A queda de 1,5% do PIB brasileiro no primeiro trimestre divulgada na última semana é a ponta do iceberg. A cada revisão de indicadores, ficam mais nítidas tanto a profundidade da crise econômica que o Brasil atravessará em decorrência da pandemia do novo coronavírus, quanto a necessidade de um plano consistente para retirar o país da depressão que se anuncia. Árduo defensor da retomada, o presidente Jair Bolsonaro tem uma missão hercúlea à frente. Em vez de dispersar energia em bravatas com governadores e prefeitos, precisa assumir o leme das ações que competem ao governo federal se não quiser que o país afunde como o Titanic.
O recuo do PIB entre janeiro e março já é ruim, mas não é nada se comparado às projeções para o segundo semestre, quando o avanço da Covid-19 impôs a paralisação das atividades. Analistas situam o tombo na casa dos dois dígitos, chegando a 15%. Para o ano, por enquanto, a previsão é de um encolhimento de 6,25%. Pela primeira vez na série estatística, que vem desde 1901, o Brasil romperá a casa dos 5% de retração.
Se o Brasil já lutava para sair do atoleiro em que se enfiou no biênio 2015-2016, no cenário pós-pandemia a deterioração do ambiente de negócios, dos indicadores de renda e de desigualdade social será ainda mais profunda e exigirá ações mais enérgicas e orquestradas, para equalizar as discrepâncias regionais. Se cabe debate sobre qual deve ser exatamente o papel que o Estado deve desempenhar, não há dúvidas sobre o protagonismo que as políticas públicas terão na retomada. E é sobre a elaboração desse plano que o Planalto deveria estar debruçado.

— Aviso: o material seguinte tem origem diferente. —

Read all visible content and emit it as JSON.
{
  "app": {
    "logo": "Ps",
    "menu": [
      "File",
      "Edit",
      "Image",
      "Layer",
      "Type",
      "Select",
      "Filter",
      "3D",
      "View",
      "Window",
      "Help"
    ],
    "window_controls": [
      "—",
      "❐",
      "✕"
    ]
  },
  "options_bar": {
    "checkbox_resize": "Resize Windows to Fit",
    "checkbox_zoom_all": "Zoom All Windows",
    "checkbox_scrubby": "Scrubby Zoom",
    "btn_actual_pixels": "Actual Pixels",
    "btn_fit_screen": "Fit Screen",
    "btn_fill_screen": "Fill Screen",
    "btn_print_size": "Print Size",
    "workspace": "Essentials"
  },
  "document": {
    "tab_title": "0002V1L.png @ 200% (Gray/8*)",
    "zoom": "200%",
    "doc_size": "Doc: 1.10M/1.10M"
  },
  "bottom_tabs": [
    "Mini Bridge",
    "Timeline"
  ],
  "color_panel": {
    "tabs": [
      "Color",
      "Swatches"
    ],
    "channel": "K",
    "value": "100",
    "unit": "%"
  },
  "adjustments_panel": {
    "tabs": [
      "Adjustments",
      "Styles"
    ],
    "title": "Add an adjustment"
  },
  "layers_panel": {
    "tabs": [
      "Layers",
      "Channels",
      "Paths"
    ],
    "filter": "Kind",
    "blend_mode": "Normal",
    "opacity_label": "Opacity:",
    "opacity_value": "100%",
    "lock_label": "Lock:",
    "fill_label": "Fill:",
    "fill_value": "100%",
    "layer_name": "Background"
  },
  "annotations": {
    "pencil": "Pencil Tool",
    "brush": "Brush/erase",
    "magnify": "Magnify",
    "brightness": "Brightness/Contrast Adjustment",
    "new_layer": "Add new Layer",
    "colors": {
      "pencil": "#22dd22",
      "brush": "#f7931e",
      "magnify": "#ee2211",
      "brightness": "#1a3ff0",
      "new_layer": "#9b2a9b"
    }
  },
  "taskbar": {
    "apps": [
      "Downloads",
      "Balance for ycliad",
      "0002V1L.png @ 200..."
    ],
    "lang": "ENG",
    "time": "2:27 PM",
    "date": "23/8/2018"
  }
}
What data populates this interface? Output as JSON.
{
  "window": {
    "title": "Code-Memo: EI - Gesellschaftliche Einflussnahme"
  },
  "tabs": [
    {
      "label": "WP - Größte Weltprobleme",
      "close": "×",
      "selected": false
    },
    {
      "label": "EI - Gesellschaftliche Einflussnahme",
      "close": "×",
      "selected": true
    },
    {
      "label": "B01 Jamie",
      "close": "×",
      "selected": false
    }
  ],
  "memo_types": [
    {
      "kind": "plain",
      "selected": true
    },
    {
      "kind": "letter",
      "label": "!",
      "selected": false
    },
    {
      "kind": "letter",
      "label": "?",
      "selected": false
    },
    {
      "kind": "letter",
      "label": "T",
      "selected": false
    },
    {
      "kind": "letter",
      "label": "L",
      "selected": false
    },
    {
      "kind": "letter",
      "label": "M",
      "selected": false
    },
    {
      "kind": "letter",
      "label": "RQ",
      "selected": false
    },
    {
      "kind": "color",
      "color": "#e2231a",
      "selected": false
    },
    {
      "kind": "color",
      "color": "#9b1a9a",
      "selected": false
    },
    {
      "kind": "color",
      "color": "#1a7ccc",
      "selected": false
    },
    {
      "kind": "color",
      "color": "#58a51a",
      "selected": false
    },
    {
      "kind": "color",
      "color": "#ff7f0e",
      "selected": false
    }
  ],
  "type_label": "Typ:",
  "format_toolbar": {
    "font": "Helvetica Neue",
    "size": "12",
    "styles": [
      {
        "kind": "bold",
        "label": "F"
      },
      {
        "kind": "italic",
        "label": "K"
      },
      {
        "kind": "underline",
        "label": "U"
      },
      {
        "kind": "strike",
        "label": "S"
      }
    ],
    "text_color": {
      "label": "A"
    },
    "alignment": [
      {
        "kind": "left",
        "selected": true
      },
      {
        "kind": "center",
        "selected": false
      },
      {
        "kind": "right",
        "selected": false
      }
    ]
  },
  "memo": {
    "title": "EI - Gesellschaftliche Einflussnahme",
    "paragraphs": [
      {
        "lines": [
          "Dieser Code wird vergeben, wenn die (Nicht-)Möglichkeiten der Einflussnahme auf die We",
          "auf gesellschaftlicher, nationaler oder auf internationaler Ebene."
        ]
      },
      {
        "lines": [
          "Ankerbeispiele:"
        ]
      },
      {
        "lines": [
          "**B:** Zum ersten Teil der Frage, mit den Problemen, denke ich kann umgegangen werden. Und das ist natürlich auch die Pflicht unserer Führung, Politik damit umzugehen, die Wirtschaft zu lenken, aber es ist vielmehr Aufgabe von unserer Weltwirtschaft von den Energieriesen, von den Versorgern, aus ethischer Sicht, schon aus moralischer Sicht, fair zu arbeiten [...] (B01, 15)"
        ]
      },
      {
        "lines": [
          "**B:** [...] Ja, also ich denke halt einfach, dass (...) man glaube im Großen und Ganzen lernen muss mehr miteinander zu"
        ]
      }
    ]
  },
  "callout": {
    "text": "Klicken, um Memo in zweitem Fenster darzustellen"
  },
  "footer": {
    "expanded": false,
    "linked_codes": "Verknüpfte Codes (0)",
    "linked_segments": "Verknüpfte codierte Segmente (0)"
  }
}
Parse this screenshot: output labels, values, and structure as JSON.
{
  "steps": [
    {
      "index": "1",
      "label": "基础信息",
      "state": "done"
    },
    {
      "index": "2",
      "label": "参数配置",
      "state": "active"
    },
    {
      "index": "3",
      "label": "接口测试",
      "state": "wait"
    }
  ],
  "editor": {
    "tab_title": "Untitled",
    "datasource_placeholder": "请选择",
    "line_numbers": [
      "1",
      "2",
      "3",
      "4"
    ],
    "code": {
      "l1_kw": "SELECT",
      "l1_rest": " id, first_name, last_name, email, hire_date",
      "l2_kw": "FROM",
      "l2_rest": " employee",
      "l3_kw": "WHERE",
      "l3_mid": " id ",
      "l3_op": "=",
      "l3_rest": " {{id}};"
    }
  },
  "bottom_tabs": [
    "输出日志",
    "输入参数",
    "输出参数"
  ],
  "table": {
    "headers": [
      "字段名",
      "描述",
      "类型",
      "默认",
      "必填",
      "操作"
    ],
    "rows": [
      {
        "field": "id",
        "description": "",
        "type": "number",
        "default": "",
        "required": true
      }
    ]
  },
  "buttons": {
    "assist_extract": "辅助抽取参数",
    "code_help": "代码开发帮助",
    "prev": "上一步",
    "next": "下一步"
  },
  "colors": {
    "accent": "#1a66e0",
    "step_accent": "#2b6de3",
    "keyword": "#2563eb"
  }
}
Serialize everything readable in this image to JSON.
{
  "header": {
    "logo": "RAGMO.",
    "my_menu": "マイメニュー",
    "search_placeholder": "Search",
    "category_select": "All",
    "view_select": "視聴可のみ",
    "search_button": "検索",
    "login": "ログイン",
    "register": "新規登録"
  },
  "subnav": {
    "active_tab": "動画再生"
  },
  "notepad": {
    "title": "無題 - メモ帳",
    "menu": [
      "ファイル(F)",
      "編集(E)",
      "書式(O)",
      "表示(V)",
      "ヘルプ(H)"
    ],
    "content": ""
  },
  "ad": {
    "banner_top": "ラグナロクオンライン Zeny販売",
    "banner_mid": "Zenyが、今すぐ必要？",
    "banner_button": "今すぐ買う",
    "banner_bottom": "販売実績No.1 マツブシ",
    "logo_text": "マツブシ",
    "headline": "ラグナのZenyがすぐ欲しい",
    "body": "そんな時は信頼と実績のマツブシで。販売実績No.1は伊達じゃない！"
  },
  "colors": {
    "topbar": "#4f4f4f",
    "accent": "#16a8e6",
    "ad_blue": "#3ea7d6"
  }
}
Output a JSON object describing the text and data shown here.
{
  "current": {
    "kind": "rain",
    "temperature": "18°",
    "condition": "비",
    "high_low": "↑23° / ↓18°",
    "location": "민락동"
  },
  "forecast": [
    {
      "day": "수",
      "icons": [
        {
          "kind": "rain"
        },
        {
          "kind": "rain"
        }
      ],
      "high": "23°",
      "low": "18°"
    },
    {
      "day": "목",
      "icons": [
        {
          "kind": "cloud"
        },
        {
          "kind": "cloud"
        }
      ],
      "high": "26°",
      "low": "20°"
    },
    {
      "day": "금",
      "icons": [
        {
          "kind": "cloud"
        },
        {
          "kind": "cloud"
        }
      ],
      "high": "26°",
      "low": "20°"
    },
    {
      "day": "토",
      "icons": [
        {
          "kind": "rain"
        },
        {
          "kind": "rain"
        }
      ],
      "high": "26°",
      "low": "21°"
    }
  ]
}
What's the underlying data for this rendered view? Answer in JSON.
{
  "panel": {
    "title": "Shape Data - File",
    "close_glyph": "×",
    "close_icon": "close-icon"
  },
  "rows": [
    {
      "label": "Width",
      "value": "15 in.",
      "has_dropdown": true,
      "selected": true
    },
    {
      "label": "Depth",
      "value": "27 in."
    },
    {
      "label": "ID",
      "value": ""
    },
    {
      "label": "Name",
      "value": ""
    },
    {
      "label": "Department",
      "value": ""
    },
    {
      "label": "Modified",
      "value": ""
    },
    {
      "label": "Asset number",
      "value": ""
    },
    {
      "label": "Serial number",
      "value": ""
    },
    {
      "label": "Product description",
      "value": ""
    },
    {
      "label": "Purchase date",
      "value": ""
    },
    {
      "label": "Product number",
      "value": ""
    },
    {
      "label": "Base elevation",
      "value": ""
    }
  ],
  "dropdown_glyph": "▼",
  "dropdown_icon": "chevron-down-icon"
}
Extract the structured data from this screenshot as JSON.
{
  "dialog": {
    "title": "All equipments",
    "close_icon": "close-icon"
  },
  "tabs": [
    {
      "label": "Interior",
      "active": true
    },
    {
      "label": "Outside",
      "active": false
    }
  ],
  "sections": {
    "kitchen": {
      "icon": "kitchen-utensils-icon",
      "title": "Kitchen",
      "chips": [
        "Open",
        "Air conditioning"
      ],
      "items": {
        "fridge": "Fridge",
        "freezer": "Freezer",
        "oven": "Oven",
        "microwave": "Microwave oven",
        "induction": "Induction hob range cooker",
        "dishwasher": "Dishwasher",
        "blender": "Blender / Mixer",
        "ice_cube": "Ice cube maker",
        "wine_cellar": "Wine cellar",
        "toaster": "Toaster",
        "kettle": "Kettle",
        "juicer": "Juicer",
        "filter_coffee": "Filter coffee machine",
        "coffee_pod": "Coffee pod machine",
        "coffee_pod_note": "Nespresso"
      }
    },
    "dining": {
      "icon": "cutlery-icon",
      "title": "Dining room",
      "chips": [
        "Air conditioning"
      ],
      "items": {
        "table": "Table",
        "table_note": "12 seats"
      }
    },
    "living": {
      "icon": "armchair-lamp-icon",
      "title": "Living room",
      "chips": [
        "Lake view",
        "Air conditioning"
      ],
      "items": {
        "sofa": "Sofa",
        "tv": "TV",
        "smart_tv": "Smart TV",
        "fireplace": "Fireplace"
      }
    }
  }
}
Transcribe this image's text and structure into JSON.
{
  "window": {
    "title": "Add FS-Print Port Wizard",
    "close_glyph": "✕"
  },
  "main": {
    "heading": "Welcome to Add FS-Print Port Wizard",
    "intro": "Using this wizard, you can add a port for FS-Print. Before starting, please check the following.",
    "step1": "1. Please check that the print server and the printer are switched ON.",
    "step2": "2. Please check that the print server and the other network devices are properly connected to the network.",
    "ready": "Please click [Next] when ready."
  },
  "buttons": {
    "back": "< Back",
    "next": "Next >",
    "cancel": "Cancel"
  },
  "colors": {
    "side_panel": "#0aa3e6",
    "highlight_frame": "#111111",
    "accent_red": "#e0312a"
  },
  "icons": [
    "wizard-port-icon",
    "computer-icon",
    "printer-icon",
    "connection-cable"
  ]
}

Até o momento, o governo federal tem negligenciado sua tarefa. No curto prazo, as medidas para salvaguardar negócios e renda mostraram-se acertadas na teoria, mas precárias na prática. O auxílio emergencial ainda não chegou às mãos de milhões de brasileiros, enquanto micro, pequenas e médias empresas sofrem com a burocracia para ter acesso a linhas de crédito. Sem garantias do Executivo para destravar financiamentos, a capacidade de recuperação do país ficará seriamente comprometida, já que esses negócios concentram a maior parte dos postos de trabalho. Quase cinco milhões de vagas sumiram entre fevereiro e abril e esse número continua subindo.
No médio e longo prazos, há apenas esboços de ações. E elas são essenciais, já que as previsões são de que, passada a pior fase, o Brasil terá uma curva sutil de crescimento, sem conseguir retornar ao cenário pré-pandemia antes de 2022. Com os gastos públicos inchados para mitigar os impactos mais imediatos da crise, resta óbvio que o país precisa se esforçar para atrair investimentos privados.
O Ministério de Infraestrutura acenou com a manutenção do calendário de desestatizações, que poderia atrair cerca de R$ 150 bilhões. Setores como transporte, saneamento e energia certamente se beneficiariam com concessões e privatizações, gerando empregos e desenvolvimento. Mas talvez essa estratégia resuma como nenhuma outra a amplitude da tarefa que o Executivo nacional tem pela frente e que não está cumprindo. Pelo contrário, vem sabotando.
Não basta ter um bom plano – e as parceria público-privadas são. É preciso também promover o diálogo com o Congresso, para a aprovação dos projetos, e transmitir segurança ao capital estrangeiro, para não derrubar o preço dos ativos. A deterioração do ambiente político, engendrada pelo próprio presidente em seus ataques constantes a parlamentares, ao STF e aos entes subnacionais, tem atrapalhado enormemente, quando não impedido, a negociação de uma agenda coesa e substancial para salvar o país dos seus piores dias.
O mundo inteiro está sendo afetado pela onda de choque do coronavírus. Logo, abrir as portas das fábricas e das lojas, como quer o presidente, não salvará milagrosamente o Brasil da crise. O país sofrerá com a queda na demanda externa, que terá impactos nas exportações, e com a queda brusca no preço do barril de petróleo, apenas para citar alguns fatores cruciais que estão sendo deixados de fora da equação. Há obstáculos internos e externos gigantescos.
Na última das suas lives em uma rede social, na quinta-feira (25), como em outras ocasiões, Bolsonaro afirmou que “a fome também mata” e pediu “que os prefeitos aí ajam de forma racional”. Pois bem. A imperícia na coordenação de planos nacionais de enfrentamento à pandemia, a imprudência de dilapidar capital político essencial à aprovação de medidas emergenciais e a negligência de dinamitar o poder de atração do país a investimentos que poderiam ajudar a guiar o país para fora da crise também matam. Em vez de apontar o dedo, o presidente precisa silenciar conflitos e ouvir a voz da razão.